Audio By Carbonatix
The flagbearer for the opposition NDC, John Dramani Mahama says contrary to opinions that he will scrap the Free Senior High School policy introduced by the governing NPP when voted into power "free Senior High School education has come to stay".
Clarifying his stance, the former President said he is not against the policy but rather against the implementation process which he claims has caused parents, students, and teachers great inconvenience.
“Free Senior High School education has come to stay. If anybody tells you that I, John Dramani Mahama, will abolish Free SHS when I come into power tell the person he is a bloody liar,” he said while paying a courtesy call on the Overlord of Dagbon, Ya-Na Abukari II.
The Free SHS, introduced in September 2017, meant that the fees of every child in Ghana, who gained admission to a public Senior High School, will be absorbed by the government.

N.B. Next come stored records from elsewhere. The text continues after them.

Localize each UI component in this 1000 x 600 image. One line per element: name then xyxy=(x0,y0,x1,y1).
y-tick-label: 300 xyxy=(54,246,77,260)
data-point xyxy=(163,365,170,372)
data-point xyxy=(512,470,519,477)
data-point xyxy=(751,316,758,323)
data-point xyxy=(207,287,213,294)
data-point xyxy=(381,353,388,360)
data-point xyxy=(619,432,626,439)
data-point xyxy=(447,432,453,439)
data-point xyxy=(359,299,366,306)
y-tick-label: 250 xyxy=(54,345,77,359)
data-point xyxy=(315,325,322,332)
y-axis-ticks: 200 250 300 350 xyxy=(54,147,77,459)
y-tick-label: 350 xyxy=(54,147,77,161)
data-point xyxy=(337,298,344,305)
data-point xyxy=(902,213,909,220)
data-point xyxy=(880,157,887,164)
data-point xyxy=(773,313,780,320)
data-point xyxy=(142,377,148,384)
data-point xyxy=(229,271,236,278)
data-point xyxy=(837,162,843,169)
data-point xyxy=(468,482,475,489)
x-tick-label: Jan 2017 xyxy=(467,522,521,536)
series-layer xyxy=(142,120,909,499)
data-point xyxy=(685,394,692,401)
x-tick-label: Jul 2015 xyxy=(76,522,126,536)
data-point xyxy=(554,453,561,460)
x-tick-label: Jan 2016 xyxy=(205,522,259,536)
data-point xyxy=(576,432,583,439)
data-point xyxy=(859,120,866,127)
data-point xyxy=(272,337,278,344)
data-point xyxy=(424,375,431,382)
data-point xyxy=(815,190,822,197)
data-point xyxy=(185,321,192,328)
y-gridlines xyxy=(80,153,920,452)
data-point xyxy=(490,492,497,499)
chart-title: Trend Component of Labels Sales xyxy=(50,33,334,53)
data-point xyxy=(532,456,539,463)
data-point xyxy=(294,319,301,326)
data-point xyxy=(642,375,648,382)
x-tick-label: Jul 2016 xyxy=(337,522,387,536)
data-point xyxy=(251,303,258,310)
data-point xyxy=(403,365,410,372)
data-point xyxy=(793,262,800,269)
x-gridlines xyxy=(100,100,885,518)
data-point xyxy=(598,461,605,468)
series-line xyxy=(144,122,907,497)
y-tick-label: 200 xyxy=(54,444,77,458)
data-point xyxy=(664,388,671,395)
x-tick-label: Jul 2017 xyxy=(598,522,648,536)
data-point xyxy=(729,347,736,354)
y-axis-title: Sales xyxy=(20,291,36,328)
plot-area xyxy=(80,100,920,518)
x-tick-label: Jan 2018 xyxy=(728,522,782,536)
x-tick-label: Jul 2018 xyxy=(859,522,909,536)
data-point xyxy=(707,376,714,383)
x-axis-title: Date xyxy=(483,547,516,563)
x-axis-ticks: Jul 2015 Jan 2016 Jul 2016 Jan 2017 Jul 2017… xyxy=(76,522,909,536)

It also meant free tuition, admission, textbooks, library fees, science centre fees, fees for ICT, examination fees, utility fees, boarding, and meals.
This, the government believes, will remove any cost barrier that prevents students from achieving their educational goals.
The policy, however, has not been without its challenges. The increased rate of admissions overburdened the infrastructure of some schools with students allegedly forced to sleep on mattresses on the floor.
Subsequently, government introduced a double-track system to alleviate the living challenges.
The academic calendar was modified to incorporate a double-track (gold and green) system where students of the same academic year alternated their start date.
The new programme saw students on the gold track in school, while the green track students waited their turn at starting the same academic year during the vacation of the gold track students. This system was widely criticized by many Ghanaians and civil society groups.
However, the former president says his government "would have implemented it better".
John Mahama explained that the Akufo-Addo government would have had fewer challenges with the policy had they had followed their "plan of continuing with the 200 new Senior Secondary Schools we were building, we won't have the current situation that we have in our free SHS plan".